Within moments, the first of the explosions had gone off, the result of what had to have been a dead man switch. Another more rumbling explosive fireball prevented the now scrambling trio from collecting their dead as they ran like Hell itself was after them. Horded caches of explosives went off all along the tunnel as they ran. She'd vaulted Liam through the grate, nearly fought Molotov over which of them was going next, and then leapt through the overhead grate as the last deadly charge threw her from the opening and into the main storms.

While Molotov remembered them and their sacrifices in anger, she had chosen to erect a fitting memorial. In fact, it had been just before she'd left the house on the 26th of December, 2004, the night that she'd first laid eyes on Jason, that she had told Timkin exactly what she wanted done. "As Honor is given, so it is gained." was the saying and a good drighten was versed in the ways to give Honor.
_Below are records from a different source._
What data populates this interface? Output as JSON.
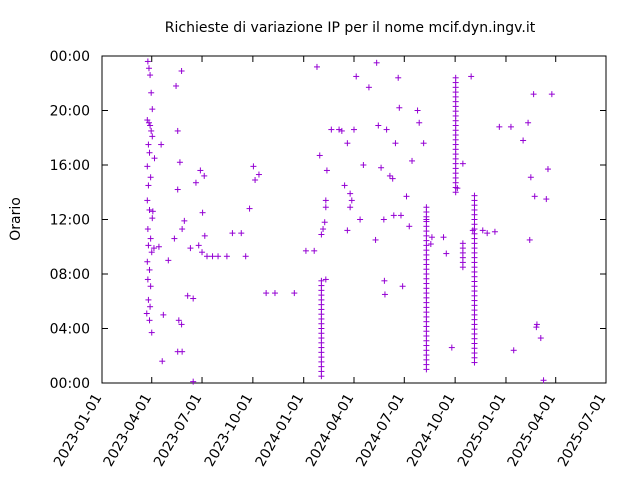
{
  "chart_data": {
    "type": "scatter",
    "title": "Richieste di variazione IP per il nome mcif.dyn.ingv.it",
    "xlabel": "",
    "ylabel": "Orario",
    "x_ticks": [
      "2023-01-01",
      "2023-04-01",
      "2023-07-01",
      "2023-10-01",
      "2024-01-01",
      "2024-04-01",
      "2024-07-01",
      "2024-10-01",
      "2025-01-01",
      "2025-04-01",
      "2025-07-01"
    ],
    "y_ticks": [
      "00:00",
      "04:00",
      "08:00",
      "12:00",
      "16:00",
      "20:00",
      "00:00"
    ],
    "xlim": [
      "2023-01-01",
      "2025-07-01"
    ],
    "ylim": [
      0,
      24
    ],
    "marker": "+",
    "marker_color": "#9400d3",
    "grid": false,
    "points": [
      {
        "x": "2023-03-25",
        "y": 23.6
      },
      {
        "x": "2023-03-27",
        "y": 23.1
      },
      {
        "x": "2023-03-29",
        "y": 22.6
      },
      {
        "x": "2023-03-31",
        "y": 21.3
      },
      {
        "x": "2023-04-02",
        "y": 20.1
      },
      {
        "x": "2023-03-24",
        "y": 19.3
      },
      {
        "x": "2023-03-27",
        "y": 19.1
      },
      {
        "x": "2023-03-29",
        "y": 18.9
      },
      {
        "x": "2023-03-31",
        "y": 18.5
      },
      {
        "x": "2023-04-02",
        "y": 18.1
      },
      {
        "x": "2023-03-26",
        "y": 17.5
      },
      {
        "x": "2023-03-28",
        "y": 16.9
      },
      {
        "x": "2023-03-24",
        "y": 15.9
      },
      {
        "x": "2023-03-30",
        "y": 15.1
      },
      {
        "x": "2023-03-26",
        "y": 14.5
      },
      {
        "x": "2023-03-24",
        "y": 13.4
      },
      {
        "x": "2023-03-28",
        "y": 12.7
      },
      {
        "x": "2023-04-02",
        "y": 12.1
      },
      {
        "x": "2023-03-25",
        "y": 11.3
      },
      {
        "x": "2023-03-30",
        "y": 10.6
      },
      {
        "x": "2023-03-26",
        "y": 10.1
      },
      {
        "x": "2023-04-01",
        "y": 9.6
      },
      {
        "x": "2023-03-24",
        "y": 8.9
      },
      {
        "x": "2023-03-28",
        "y": 8.3
      },
      {
        "x": "2023-03-25",
        "y": 7.6
      },
      {
        "x": "2023-03-30",
        "y": 7.1
      },
      {
        "x": "2023-03-26",
        "y": 6.1
      },
      {
        "x": "2023-03-29",
        "y": 5.6
      },
      {
        "x": "2023-03-23",
        "y": 5.1
      },
      {
        "x": "2023-03-28",
        "y": 4.6
      },
      {
        "x": "2023-04-01",
        "y": 3.7
      },
      {
        "x": "2023-04-03",
        "y": 12.6
      },
      {
        "x": "2023-04-05",
        "y": 9.9
      },
      {
        "x": "2023-04-06",
        "y": 16.5
      },
      {
        "x": "2023-04-14",
        "y": 10.0
      },
      {
        "x": "2023-04-20",
        "y": 1.6
      },
      {
        "x": "2023-04-18",
        "y": 17.5
      },
      {
        "x": "2023-04-22",
        "y": 5.0
      },
      {
        "x": "2023-05-01",
        "y": 9.0
      },
      {
        "x": "2023-05-12",
        "y": 10.6
      },
      {
        "x": "2023-05-18",
        "y": 18.5
      },
      {
        "x": "2023-05-18",
        "y": 14.2
      },
      {
        "x": "2023-05-15",
        "y": 21.8
      },
      {
        "x": "2023-05-25",
        "y": 22.9
      },
      {
        "x": "2023-05-22",
        "y": 16.2
      },
      {
        "x": "2023-05-26",
        "y": 11.3
      },
      {
        "x": "2023-05-30",
        "y": 11.9
      },
      {
        "x": "2023-05-20",
        "y": 4.6
      },
      {
        "x": "2023-05-25",
        "y": 4.3
      },
      {
        "x": "2023-05-18",
        "y": 2.3
      },
      {
        "x": "2023-05-26",
        "y": 2.3
      },
      {
        "x": "2023-06-05",
        "y": 6.4
      },
      {
        "x": "2023-06-10",
        "y": 9.9
      },
      {
        "x": "2023-06-15",
        "y": 6.2
      },
      {
        "x": "2023-06-15",
        "y": 0.1
      },
      {
        "x": "2023-06-20",
        "y": 14.7
      },
      {
        "x": "2023-06-28",
        "y": 15.6
      },
      {
        "x": "2023-07-05",
        "y": 15.2
      },
      {
        "x": "2023-07-02",
        "y": 12.5
      },
      {
        "x": "2023-06-25",
        "y": 10.1
      },
      {
        "x": "2023-07-01",
        "y": 9.6
      },
      {
        "x": "2023-07-06",
        "y": 10.8
      },
      {
        "x": "2023-07-10",
        "y": 9.3
      },
      {
        "x": "2023-07-20",
        "y": 9.3
      },
      {
        "x": "2023-07-30",
        "y": 9.3
      },
      {
        "x": "2023-08-15",
        "y": 9.3
      },
      {
        "x": "2023-08-25",
        "y": 11.0
      },
      {
        "x": "2023-09-10",
        "y": 11.0
      },
      {
        "x": "2023-09-18",
        "y": 9.3
      },
      {
        "x": "2023-09-25",
        "y": 12.8
      },
      {
        "x": "2023-10-02",
        "y": 15.9
      },
      {
        "x": "2023-10-05",
        "y": 14.9
      },
      {
        "x": "2023-10-12",
        "y": 15.3
      },
      {
        "x": "2023-10-25",
        "y": 6.6
      },
      {
        "x": "2023-11-10",
        "y": 6.6
      },
      {
        "x": "2023-12-15",
        "y": 6.6
      },
      {
        "x": "2024-01-05",
        "y": 9.7
      },
      {
        "x": "2024-01-20",
        "y": 9.7
      },
      {
        "x": "2024-01-25",
        "y": 23.2
      },
      {
        "x": "2024-01-30",
        "y": 16.7
      },
      {
        "x": "2024-02-02",
        "y": 10.9
      },
      {
        "x": "2024-02-05",
        "y": 11.3
      },
      {
        "x": "2024-02-08",
        "y": 11.8
      },
      {
        "x": "2024-02-10",
        "y": 12.9
      },
      {
        "x": "2024-02-10",
        "y": 13.4
      },
      {
        "x": "2024-02-12",
        "y": 15.6
      },
      {
        "x": "2024-02-10",
        "y": 7.6
      },
      {
        "x": "2024-02-20",
        "y": 18.6
      },
      {
        "x": "2024-03-05",
        "y": 18.6
      },
      {
        "x": "2024-03-10",
        "y": 18.5
      },
      {
        "x": "2024-03-15",
        "y": 14.5
      },
      {
        "x": "2024-03-20",
        "y": 17.6
      },
      {
        "x": "2024-03-20",
        "y": 11.2
      },
      {
        "x": "2024-03-25",
        "y": 13.9
      },
      {
        "x": "2024-03-25",
        "y": 12.9
      },
      {
        "x": "2024-03-28",
        "y": 13.4
      },
      {
        "x": "2024-04-01",
        "y": 18.6
      },
      {
        "x": "2024-04-05",
        "y": 22.5
      },
      {
        "x": "2024-04-12",
        "y": 12.0
      },
      {
        "x": "2024-04-18",
        "y": 16.0
      },
      {
        "x": "2024-04-28",
        "y": 21.7
      },
      {
        "x": "2024-05-10",
        "y": 10.5
      },
      {
        "x": "2024-05-12",
        "y": 23.5
      },
      {
        "x": "2024-05-15",
        "y": 18.9
      },
      {
        "x": "2024-05-20",
        "y": 15.8
      },
      {
        "x": "2024-05-25",
        "y": 12.0
      },
      {
        "x": "2024-05-26",
        "y": 7.5
      },
      {
        "x": "2024-05-27",
        "y": 6.5
      },
      {
        "x": "2024-05-30",
        "y": 18.6
      },
      {
        "x": "2024-06-05",
        "y": 15.2
      },
      {
        "x": "2024-06-10",
        "y": 15.0
      },
      {
        "x": "2024-06-15",
        "y": 17.6
      },
      {
        "x": "2024-06-12",
        "y": 12.3
      },
      {
        "x": "2024-06-20",
        "y": 22.4
      },
      {
        "x": "2024-06-22",
        "y": 20.2
      },
      {
        "x": "2024-06-25",
        "y": 12.3
      },
      {
        "x": "2024-06-28",
        "y": 7.1
      },
      {
        "x": "2024-07-05",
        "y": 13.7
      },
      {
        "x": "2024-07-15",
        "y": 16.3
      },
      {
        "x": "2024-07-10",
        "y": 11.5
      },
      {
        "x": "2024-07-25",
        "y": 20.0
      },
      {
        "x": "2024-07-28",
        "y": 19.1
      },
      {
        "x": "2024-08-05",
        "y": 17.6
      },
      {
        "x": "2024-08-10",
        "y": 12.0
      },
      {
        "x": "2024-08-18",
        "y": 10.2
      },
      {
        "x": "2024-08-20",
        "y": 10.7
      },
      {
        "x": "2024-09-10",
        "y": 10.7
      },
      {
        "x": "2024-09-15",
        "y": 9.5
      },
      {
        "x": "2024-09-25",
        "y": 2.6
      },
      {
        "x": "2024-10-05",
        "y": 14.3
      },
      {
        "x": "2024-10-15",
        "y": 16.1
      },
      {
        "x": "2024-10-30",
        "y": 22.5
      },
      {
        "x": "2024-11-02",
        "y": 11.2
      },
      {
        "x": "2024-11-20",
        "y": 11.2
      },
      {
        "x": "2024-11-28",
        "y": 11.0
      },
      {
        "x": "2024-12-12",
        "y": 11.1
      },
      {
        "x": "2024-12-20",
        "y": 18.8
      },
      {
        "x": "2025-01-10",
        "y": 18.8
      },
      {
        "x": "2025-01-15",
        "y": 2.4
      },
      {
        "x": "2025-02-01",
        "y": 17.8
      },
      {
        "x": "2025-02-10",
        "y": 19.1
      },
      {
        "x": "2025-02-13",
        "y": 10.5
      },
      {
        "x": "2025-02-15",
        "y": 15.1
      },
      {
        "x": "2025-02-20",
        "y": 21.2
      },
      {
        "x": "2025-02-22",
        "y": 13.7
      },
      {
        "x": "2025-02-25",
        "y": 4.1
      },
      {
        "x": "2025-02-26",
        "y": 4.3
      },
      {
        "x": "2025-03-05",
        "y": 3.3
      },
      {
        "x": "2025-03-10",
        "y": 0.2
      },
      {
        "x": "2025-03-15",
        "y": 13.5
      },
      {
        "x": "2025-03-18",
        "y": 15.7
      },
      {
        "x": "2025-03-25",
        "y": 21.2
      }
    ],
    "vertical_runs": [
      {
        "x": "2024-02-02",
        "from": 0.5,
        "to": 7.5
      },
      {
        "x": "2024-08-10",
        "from": 1.0,
        "to": 13.0
      },
      {
        "x": "2024-10-02",
        "from": 14.0,
        "to": 22.5
      },
      {
        "x": "2024-10-15",
        "from": 8.5,
        "to": 10.5
      },
      {
        "x": "2024-11-05",
        "from": 1.5,
        "to": 14.0
      }
    ]
  }
}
As she placed a candle in a specific place at the base of each stone, she remembered all of them. Henry had saved her life the night of the flare attack at the Lobster Claw, who had been killed in a skirmish with the Sabbat in Nashua. Molly had been taken down trying to track a lead on a hunter. "Fitch", Morgan, Tanya, "Greaser", and Cody had all been nurdered by Conrad's brood, heads left in the Elysium in defiance of her rule. Finally, at the end of the row stood a single stone with the name "Alexandra Kandue", the Toreador Antiribu with the balls to ask the Camarilla for death by diablerie.

She lit that last candle with and stood up again. Samhain had come to Manchester again and Fursa had much to do.